Jacob's blog series engages the screenshot as a contemporary photographic object and vernacular practice for the documentation and preservation of computational interaction. Screenshots are one of the most pervasive forms of computational photography today, but their application is wildly variable and largely dependent on the cultures of use in which they are situated. To understand the screenshot as a unified technique for the mediation of computational systems, this series traces the multiple and competing histories of the screenshot and its evolution alongside the graphical computer throughout the 20th century. Ultimately these posts examine the screenshot as a window into the mundane and vernacular cultures of everyday computing.

You can see the complete list of posts here!

Still Searching... is a continually growing online discourse on the media of photography featuring multiple participants. It adopts many of the features of an ordinary blog, but turns them against the spectacle, offering an intellectually challenging and interactive discussion on all aspects of the photographic. It is conceived in the widest terms, debating (amongst other themes) photographic production, techniques, aesthetics, distribution and reception. It also addresses theoretical foundations, ontologies and historical contexts. The blog appears five times per year and is written by critics, theorists, educators and photographic artists. It has a readership from around the world. In short, Still Searching explores the photographic’s role in constituting the dominant visual media of our time.

Fotomuseum Winterthur is a leading institution for the presentation and discussion of photography and visual culture. From established names to emerging talents, the photographic works we present address contemporary issues while forging a link between the history of photography and its future. We explore the entire spectrum of photography, embedding artistic, applied and cultural photographic forms within meaningful contexts while reflecting critically on their conditions.
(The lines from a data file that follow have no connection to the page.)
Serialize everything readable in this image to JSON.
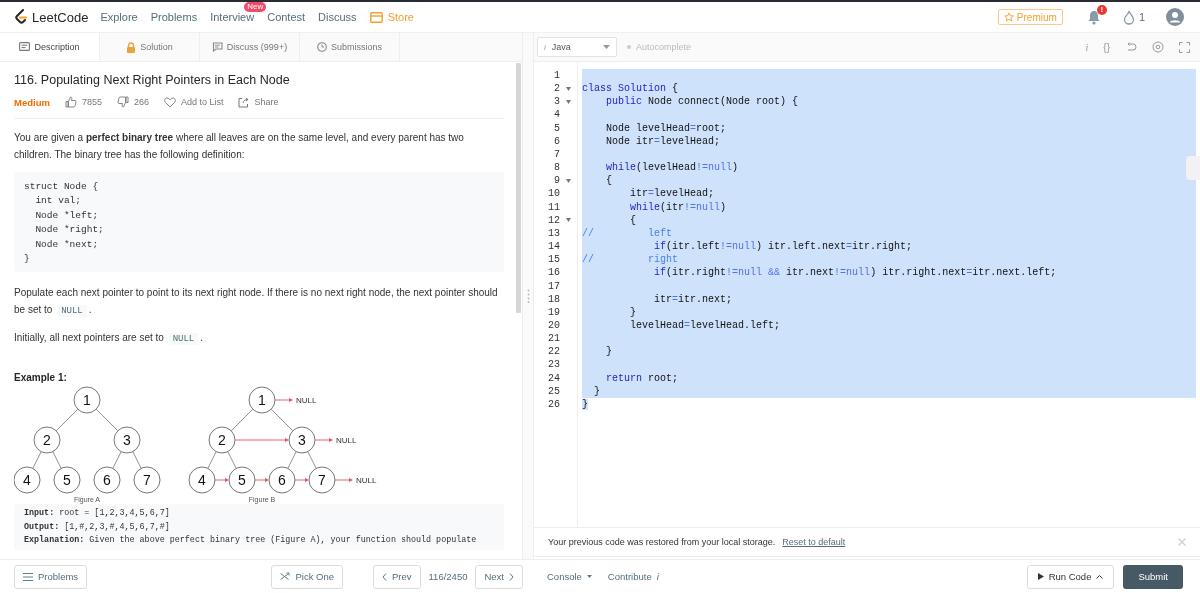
{
  "nav": {
    "brand": "LeetCode",
    "links": [
      {
        "label": "Explore",
        "kind": "link"
      },
      {
        "label": "Problems",
        "kind": "link"
      },
      {
        "label": "Interview",
        "kind": "link",
        "badge": "New"
      },
      {
        "label": "Contest",
        "kind": "link"
      },
      {
        "label": "Discuss",
        "kind": "link"
      },
      {
        "label": "Store",
        "kind": "store"
      }
    ],
    "premium": "Premium",
    "notification_badge": "!",
    "streak_count": "1"
  },
  "tabs": [
    {
      "label": "Description",
      "selected": true
    },
    {
      "label": "Solution",
      "selected": false
    },
    {
      "label": "Discuss (999+)",
      "selected": false
    },
    {
      "label": "Submissions",
      "selected": false
    }
  ],
  "problem": {
    "title": "116. Populating Next Right Pointers in Each Node",
    "difficulty": "Medium",
    "likes": "7855",
    "dislikes": "266",
    "add_to_list": "Add to List",
    "share": "Share",
    "intro": "You are given a **perfect binary tree** where all leaves are on the same level, and every parent has two children. The binary tree has the following definition:",
    "definition": [
      "struct Node {",
      "  int val;",
      "  Node *left;",
      "  Node *right;",
      "  Node *next;",
      "}"
    ],
    "paragraphs": [
      [
        {
          "text": "Populate each next pointer to point to its next right node. If there is no next right node, the next pointer should be set to ",
          "kind": "text"
        },
        {
          "text": "NULL",
          "kind": "code"
        },
        {
          "text": ".",
          "kind": "text"
        }
      ],
      [
        {
          "text": "Initially, all next pointers are set to ",
          "kind": "text"
        },
        {
          "text": "NULL",
          "kind": "code"
        },
        {
          "text": ".",
          "kind": "text"
        }
      ]
    ],
    "example_heading": "Example 1:",
    "figures": [
      {
        "caption": "Figure A",
        "nodes": [
          "1",
          "2",
          "3",
          "4",
          "5",
          "6",
          "7"
        ],
        "next_pointers": false
      },
      {
        "caption": "Figure B",
        "nodes": [
          "1",
          "2",
          "3",
          "4",
          "5",
          "6",
          "7"
        ],
        "next_pointers": true,
        "null_labels": [
          "NULL",
          "NULL",
          "NULL"
        ]
      }
    ],
    "example_lines": [
      "**Input:** root = [1,2,3,4,5,6,7]",
      "**Output:** [1,#,2,3,#,4,5,6,7,#]",
      "**Explanation:** Given the above perfect binary tree (Figure A), your function should populate"
    ]
  },
  "editor": {
    "language_prefix": "i",
    "language": "Java",
    "autocomplete": {
      "label": "Autocomplete",
      "on": false
    },
    "tool_glyphs": [
      "i",
      "{}"
    ],
    "lines": [
      {
        "number": "1",
        "fold": false,
        "selected": true
      },
      {
        "number": "2",
        "fold": true,
        "selected": true,
        "tokens": [
          {
            "text": "class",
            "kind": "keyword"
          },
          {
            "text": " Solution",
            "kind": "keyword"
          },
          {
            "text": " {",
            "kind": "plain"
          }
        ]
      },
      {
        "number": "3",
        "fold": true,
        "selected": true,
        "tokens": [
          {
            "text": "    public",
            "kind": "keyword"
          },
          {
            "text": " Node connect(Node root) {",
            "kind": "plain"
          }
        ]
      },
      {
        "number": "4",
        "fold": false,
        "selected": true
      },
      {
        "number": "5",
        "fold": false,
        "selected": true,
        "tokens": [
          {
            "text": "    Node levelHead",
            "kind": "plain"
          },
          {
            "text": "=",
            "kind": "operator"
          },
          {
            "text": "root;",
            "kind": "plain"
          }
        ]
      },
      {
        "number": "6",
        "fold": false,
        "selected": true,
        "tokens": [
          {
            "text": "    Node itr",
            "kind": "plain"
          },
          {
            "text": "=",
            "kind": "operator"
          },
          {
            "text": "levelHead;",
            "kind": "plain"
          }
        ]
      },
      {
        "number": "7",
        "fold": false,
        "selected": true
      },
      {
        "number": "8",
        "fold": false,
        "selected": true,
        "tokens": [
          {
            "text": "    while",
            "kind": "keyword"
          },
          {
            "text": "(levelHead",
            "kind": "plain"
          },
          {
            "text": "!=",
            "kind": "operator"
          },
          {
            "text": "null",
            "kind": "operator"
          },
          {
            "text": ")",
            "kind": "plain"
          }
        ]
      },
      {
        "number": "9",
        "fold": true,
        "selected": true,
        "tokens": [
          {
            "text": "    {",
            "kind": "plain"
          }
        ]
      },
      {
        "number": "10",
        "fold": false,
        "selected": true,
        "tokens": [
          {
            "text": "        itr",
            "kind": "plain"
          },
          {
            "text": "=",
            "kind": "operator"
          },
          {
            "text": "levelHead;",
            "kind": "plain"
          }
        ]
      },
      {
        "number": "11",
        "fold": false,
        "selected": true,
        "tokens": [
          {
            "text": "        while",
            "kind": "keyword"
          },
          {
            "text": "(itr",
            "kind": "plain"
          },
          {
            "text": "!=",
            "kind": "operator"
          },
          {
            "text": "null",
            "kind": "operator"
          },
          {
            "text": ")",
            "kind": "plain"
          }
        ]
      },
      {
        "number": "12",
        "fold": true,
        "selected": true,
        "tokens": [
          {
            "text": "        {",
            "kind": "plain"
          }
        ]
      },
      {
        "number": "13",
        "fold": false,
        "selected": true,
        "tokens": [
          {
            "text": "//         left",
            "kind": "comment"
          }
        ]
      },
      {
        "number": "14",
        "fold": false,
        "selected": true,
        "tokens": [
          {
            "text": "            if",
            "kind": "keyword"
          },
          {
            "text": "(itr.left",
            "kind": "plain"
          },
          {
            "text": "!=",
            "kind": "operator"
          },
          {
            "text": "null",
            "kind": "operator"
          },
          {
            "text": ") itr.left.next",
            "kind": "plain"
          },
          {
            "text": "=",
            "kind": "operator"
          },
          {
            "text": "itr.right;",
            "kind": "plain"
          }
        ]
      },
      {
        "number": "15",
        "fold": false,
        "selected": true,
        "tokens": [
          {
            "text": "//         right",
            "kind": "comment"
          }
        ]
      },
      {
        "number": "16",
        "fold": false,
        "selected": true,
        "tokens": [
          {
            "text": "            if",
            "kind": "keyword"
          },
          {
            "text": "(itr.right",
            "kind": "plain"
          },
          {
            "text": "!=",
            "kind": "operator"
          },
          {
            "text": "null",
            "kind": "operator"
          },
          {
            "text": " &&",
            "kind": "operator"
          },
          {
            "text": " itr.next",
            "kind": "plain"
          },
          {
            "text": "!=",
            "kind": "operator"
          },
          {
            "text": "null",
            "kind": "operator"
          },
          {
            "text": ") itr.right.next",
            "kind": "plain"
          },
          {
            "text": "=",
            "kind": "operator"
          },
          {
            "text": "itr.next.left;",
            "kind": "plain"
          }
        ]
      },
      {
        "number": "17",
        "fold": false,
        "selected": true
      },
      {
        "number": "18",
        "fold": false,
        "selected": true,
        "tokens": [
          {
            "text": "            itr",
            "kind": "plain"
          },
          {
            "text": "=",
            "kind": "operator"
          },
          {
            "text": "itr.next;",
            "kind": "plain"
          }
        ]
      },
      {
        "number": "19",
        "fold": false,
        "selected": true,
        "tokens": [
          {
            "text": "        }",
            "kind": "plain"
          }
        ]
      },
      {
        "number": "20",
        "fold": false,
        "selected": true,
        "tokens": [
          {
            "text": "        levelHead",
            "kind": "plain"
          },
          {
            "text": "=",
            "kind": "operator"
          },
          {
            "text": "levelHead.left;",
            "kind": "plain"
          }
        ]
      },
      {
        "number": "21",
        "fold": false,
        "selected": true
      },
      {
        "number": "22",
        "fold": false,
        "selected": true,
        "tokens": [
          {
            "text": "    }",
            "kind": "plain"
          }
        ]
      },
      {
        "number": "23",
        "fold": false,
        "selected": true
      },
      {
        "number": "24",
        "fold": false,
        "selected": true,
        "tokens": [
          {
            "text": "    return",
            "kind": "keyword"
          },
          {
            "text": " root;",
            "kind": "plain"
          }
        ]
      },
      {
        "number": "25",
        "fold": false,
        "selected": true,
        "tokens": [
          {
            "text": "  }",
            "kind": "plain"
          }
        ]
      },
      {
        "number": "26",
        "fold": false,
        "selected": true,
        "tokens": [
          {
            "text": "}",
            "kind": "plain"
          }
        ]
      }
    ]
  },
  "notice": {
    "message": "Your previous code was restored from your local storage.",
    "link": "Reset to default"
  },
  "footer": {
    "problems": "Problems",
    "pick_one": "Pick One",
    "prev": "Prev",
    "position": "116/2450",
    "next": "Next",
    "console": "Console",
    "contribute": "Contribute *i*",
    "run_code": "Run Code",
    "submit": "Submit"
  }
}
Both in theory and in practice, we keep in touch with the ever-changing pace of photography, using experimental configurations to probe different forms of knowledge production. Through our collection (from 1960 onwards) we contribute towards shaping an evolving history, ongoing narrative and deeper understanding of photographic media.

Below are links to the individual posts:

Techniques for Secondary Mediation

Screenshots are the snapshots of our computers. They capture the movement and forms of everyday life as it is lived through the interface of a computational device. Given the trend, since at least the 1970s, toward media convergence, in which existing media forms are subsumed and transformed by digitization, today most any medium or practice that can be displayed on a computer screen may therefore be captured as a screenshot. Consequently, it can be difficult to speak of screenshots in the universal, as their application is highly dependent on the cultures of use in which they are situated.

Picturing Computation

Ironically what screenshots captured here was not stillness but interaction, that is, the ability to graphically communicate with a computer at a moment when its principal media were punch cards and magnetic tape. In many ways these images were responsible for shaping the technological imaginary of interactive computing that would evolve into the machines we use today – picturing computation as something more than a tool for the calculation of numerical data.

What You See Is What You Get

It is unclear precisely when in the 1970s the phrase made this leap into the computing community, but its acronym explodes in popular use from the mid-1980s through to the early 2000s – precisely the period when the gap between the appearance of the computer screen and the artifacts it could be made to produce was most clearly felt.

Screen Selfies and High Scores

I want to return once more to the question I began with: what exactly do these screenshots capture? On their surface it would seem these early game screenshots capture player skill and elite forms of play that could be marked or proven with a clearly photographed high score, but on closer examination it becomes clear that these screenshots capture cultures of use that are highly non-normative, and which call into question the very idea of measurable or quantifiable skill in play.

Screenshot Or It Didn't Happen

Engaging the history of the screenshot in this way asks that we begin to surface this unique function as a method for fixing, preserving, and rearticulating those media environments that make up our computers, and that we take seriously the visual everyday of our digital culture.